Under the Uyghur Forced Labor Prevention Act (UFLPA), entities both inside and outside the Xinjiang Uyghur Autonomous Region (XUAR) who seek to import to the U.S. must show that no part of their product was manufactured using slave labor.
Since 2017, Chinese authorities have committed crimes against humanity against Uyghurs and other Turkic Muslims in the northwest Xinjiang region, detaining as many as one million people and subjecting detainees and others to forced labor inside and outside Xinjiang.
“Today is an important day in the fight to stand up against the Chinese Communist Party’s genocide and forced labor of Uyghurs and predominantly Muslim ethnic groups in the Xinjiang Uyghur Autonomous Region (XUAR),” four members of the Congress who drafted the Bill said.
“The United States is sending a clear message that we will no longer remain complicit in the Chinese Communist Party’s use of slave labor and egregious crimes against humanity,” said U.S. Senators Marco Rubio (R-FL) and Jeff Merkley (D-OR), as well as U.S. Representatives Jim McGovern (D-MA) and Chris Smith (R-NJ).
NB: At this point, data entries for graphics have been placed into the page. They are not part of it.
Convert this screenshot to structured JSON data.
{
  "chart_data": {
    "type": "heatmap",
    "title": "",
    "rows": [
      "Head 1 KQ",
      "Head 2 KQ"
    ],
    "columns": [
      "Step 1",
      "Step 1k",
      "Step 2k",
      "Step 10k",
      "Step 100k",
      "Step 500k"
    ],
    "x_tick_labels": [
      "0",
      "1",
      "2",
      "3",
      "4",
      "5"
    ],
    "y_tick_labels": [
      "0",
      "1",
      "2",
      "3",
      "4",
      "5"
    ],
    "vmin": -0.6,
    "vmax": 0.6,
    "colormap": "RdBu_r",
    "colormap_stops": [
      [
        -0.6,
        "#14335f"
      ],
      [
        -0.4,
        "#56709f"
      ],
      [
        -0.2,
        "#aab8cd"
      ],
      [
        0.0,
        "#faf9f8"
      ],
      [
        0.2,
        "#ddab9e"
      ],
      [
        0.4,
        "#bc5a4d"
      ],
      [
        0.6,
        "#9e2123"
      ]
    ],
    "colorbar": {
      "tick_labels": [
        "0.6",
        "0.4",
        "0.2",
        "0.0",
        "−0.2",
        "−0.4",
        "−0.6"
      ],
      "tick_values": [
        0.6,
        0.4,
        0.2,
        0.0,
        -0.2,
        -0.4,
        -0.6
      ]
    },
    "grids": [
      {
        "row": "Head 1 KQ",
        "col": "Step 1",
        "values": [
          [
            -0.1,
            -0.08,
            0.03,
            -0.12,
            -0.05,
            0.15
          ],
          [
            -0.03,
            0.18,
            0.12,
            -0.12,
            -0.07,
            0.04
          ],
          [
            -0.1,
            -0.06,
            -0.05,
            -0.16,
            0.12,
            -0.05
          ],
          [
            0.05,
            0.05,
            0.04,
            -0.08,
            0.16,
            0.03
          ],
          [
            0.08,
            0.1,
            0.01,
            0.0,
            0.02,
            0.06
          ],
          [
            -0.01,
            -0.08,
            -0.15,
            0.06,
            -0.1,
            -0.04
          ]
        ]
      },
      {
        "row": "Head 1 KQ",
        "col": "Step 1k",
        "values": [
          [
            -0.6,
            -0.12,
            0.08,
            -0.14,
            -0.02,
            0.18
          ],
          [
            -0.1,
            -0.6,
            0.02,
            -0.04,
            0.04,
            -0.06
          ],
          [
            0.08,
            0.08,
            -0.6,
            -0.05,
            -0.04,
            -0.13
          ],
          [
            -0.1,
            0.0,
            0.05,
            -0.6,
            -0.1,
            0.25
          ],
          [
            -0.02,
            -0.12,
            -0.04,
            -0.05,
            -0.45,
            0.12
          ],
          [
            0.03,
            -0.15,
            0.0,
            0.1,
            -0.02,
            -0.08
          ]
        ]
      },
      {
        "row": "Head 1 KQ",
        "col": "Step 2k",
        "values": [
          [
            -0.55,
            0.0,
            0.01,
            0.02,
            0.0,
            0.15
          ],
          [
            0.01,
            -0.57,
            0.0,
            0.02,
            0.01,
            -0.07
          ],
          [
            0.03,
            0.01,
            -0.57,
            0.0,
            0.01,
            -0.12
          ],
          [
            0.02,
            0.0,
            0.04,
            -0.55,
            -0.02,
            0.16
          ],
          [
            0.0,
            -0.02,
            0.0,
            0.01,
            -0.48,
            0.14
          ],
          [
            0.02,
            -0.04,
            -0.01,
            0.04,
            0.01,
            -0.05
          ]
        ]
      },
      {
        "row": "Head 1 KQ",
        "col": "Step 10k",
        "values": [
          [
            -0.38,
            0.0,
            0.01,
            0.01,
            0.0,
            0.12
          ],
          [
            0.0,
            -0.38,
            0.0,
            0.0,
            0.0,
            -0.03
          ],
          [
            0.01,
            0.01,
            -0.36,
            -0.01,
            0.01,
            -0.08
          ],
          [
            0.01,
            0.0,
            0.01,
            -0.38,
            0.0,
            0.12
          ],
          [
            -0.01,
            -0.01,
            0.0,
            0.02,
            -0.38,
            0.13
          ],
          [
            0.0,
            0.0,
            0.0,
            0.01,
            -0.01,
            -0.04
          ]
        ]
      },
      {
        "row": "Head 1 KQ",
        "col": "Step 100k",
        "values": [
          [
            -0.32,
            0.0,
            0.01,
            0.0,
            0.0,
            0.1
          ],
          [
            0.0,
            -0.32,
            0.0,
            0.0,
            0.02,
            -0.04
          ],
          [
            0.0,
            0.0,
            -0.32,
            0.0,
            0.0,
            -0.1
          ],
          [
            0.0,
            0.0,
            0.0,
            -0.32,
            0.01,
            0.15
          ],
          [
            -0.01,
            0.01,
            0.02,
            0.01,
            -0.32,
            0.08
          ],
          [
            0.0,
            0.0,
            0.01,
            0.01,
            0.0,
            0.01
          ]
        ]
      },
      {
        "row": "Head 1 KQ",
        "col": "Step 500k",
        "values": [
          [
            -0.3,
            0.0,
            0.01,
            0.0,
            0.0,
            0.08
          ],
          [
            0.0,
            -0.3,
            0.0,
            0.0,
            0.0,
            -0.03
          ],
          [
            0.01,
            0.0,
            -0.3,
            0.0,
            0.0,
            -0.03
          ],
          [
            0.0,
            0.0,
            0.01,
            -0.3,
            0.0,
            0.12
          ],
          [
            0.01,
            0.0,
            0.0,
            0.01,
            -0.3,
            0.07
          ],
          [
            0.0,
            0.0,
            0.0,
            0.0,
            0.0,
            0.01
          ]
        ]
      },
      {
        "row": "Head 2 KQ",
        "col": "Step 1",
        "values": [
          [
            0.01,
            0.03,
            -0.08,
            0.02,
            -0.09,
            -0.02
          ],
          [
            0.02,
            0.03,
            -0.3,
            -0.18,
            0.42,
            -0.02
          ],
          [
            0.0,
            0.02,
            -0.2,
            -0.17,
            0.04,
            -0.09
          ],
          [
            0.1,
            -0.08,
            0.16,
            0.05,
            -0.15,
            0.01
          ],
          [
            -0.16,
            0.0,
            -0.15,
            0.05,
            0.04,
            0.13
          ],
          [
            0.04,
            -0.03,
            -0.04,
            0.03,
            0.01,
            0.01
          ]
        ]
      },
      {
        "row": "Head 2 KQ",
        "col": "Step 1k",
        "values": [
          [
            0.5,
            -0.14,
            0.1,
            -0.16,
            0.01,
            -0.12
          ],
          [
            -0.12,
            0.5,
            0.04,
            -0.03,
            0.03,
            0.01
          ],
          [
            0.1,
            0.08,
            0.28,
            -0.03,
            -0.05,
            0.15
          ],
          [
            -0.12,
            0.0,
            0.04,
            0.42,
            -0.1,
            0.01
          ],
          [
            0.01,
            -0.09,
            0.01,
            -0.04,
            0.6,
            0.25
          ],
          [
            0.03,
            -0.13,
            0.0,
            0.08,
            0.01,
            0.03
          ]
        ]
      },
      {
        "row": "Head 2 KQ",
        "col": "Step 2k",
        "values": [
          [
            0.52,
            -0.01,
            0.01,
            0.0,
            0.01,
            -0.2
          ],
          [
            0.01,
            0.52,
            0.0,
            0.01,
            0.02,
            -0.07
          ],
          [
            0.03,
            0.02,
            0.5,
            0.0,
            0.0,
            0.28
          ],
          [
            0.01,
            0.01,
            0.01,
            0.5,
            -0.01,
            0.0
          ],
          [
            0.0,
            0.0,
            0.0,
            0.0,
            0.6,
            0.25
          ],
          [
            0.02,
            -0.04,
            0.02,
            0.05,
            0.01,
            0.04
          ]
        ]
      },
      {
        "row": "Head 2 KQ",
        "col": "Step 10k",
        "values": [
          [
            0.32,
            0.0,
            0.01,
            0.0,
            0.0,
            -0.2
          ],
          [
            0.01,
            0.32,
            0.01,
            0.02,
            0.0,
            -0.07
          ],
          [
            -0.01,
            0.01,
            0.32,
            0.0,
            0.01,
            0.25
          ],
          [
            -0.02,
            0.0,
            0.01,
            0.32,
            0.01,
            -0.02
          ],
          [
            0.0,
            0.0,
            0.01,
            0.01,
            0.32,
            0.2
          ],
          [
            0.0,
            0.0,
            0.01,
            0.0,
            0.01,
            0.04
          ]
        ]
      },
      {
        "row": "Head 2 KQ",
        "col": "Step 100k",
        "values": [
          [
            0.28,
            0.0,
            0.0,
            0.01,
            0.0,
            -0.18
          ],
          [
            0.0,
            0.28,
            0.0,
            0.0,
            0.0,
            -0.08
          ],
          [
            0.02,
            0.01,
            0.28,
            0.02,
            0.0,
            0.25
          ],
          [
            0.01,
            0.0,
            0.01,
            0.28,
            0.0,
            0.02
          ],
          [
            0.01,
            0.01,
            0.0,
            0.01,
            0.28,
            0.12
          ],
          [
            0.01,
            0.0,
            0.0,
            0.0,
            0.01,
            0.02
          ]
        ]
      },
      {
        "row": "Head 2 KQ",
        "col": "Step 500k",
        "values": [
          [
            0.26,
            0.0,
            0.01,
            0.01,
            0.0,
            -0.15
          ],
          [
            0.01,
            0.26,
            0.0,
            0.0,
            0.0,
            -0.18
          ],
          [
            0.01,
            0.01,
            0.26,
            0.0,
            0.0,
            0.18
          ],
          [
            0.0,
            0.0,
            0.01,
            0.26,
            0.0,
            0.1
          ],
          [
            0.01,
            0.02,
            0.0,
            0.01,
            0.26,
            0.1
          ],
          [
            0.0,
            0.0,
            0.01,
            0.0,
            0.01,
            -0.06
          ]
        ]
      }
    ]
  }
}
All four lawmakers are leading members of the bipartisan, bicameral Congressional-Executive Commission on China.
The new law creates a presumption that goods made in whole or in part in Xinjiang, or produced by entities in China linked to forced labor, are not eligible to be imported into the United States.
The US Customs and Border Protection Agency has already issued guidance to importers on the law’s implementation. The guidance states that importers are expected to map their supply chains down to the raw material level to identify whether their products are made wholly or in part in Xinjiang or by entities linked to forced labor.
The guidance also clarifies that companies importing products from outside China should still investigate their full supply chain given the risk that goods were produced with forced labor in China before being transferred to third countries.
The U.S. Department of Homeland Security’s Forced Labor Enforcement Task Force issued additional guidance on implementing the law.
Credible research has linked a wide range of products imported into the US to forced labor in China, and Xinjiang specifically, such as the cotton in major clothing brands and the polysilicon in solar panels, according to Human Rights Watch.
Several imports from the resource-rich region, including cotton and tomatoes, have already been banned in the United States.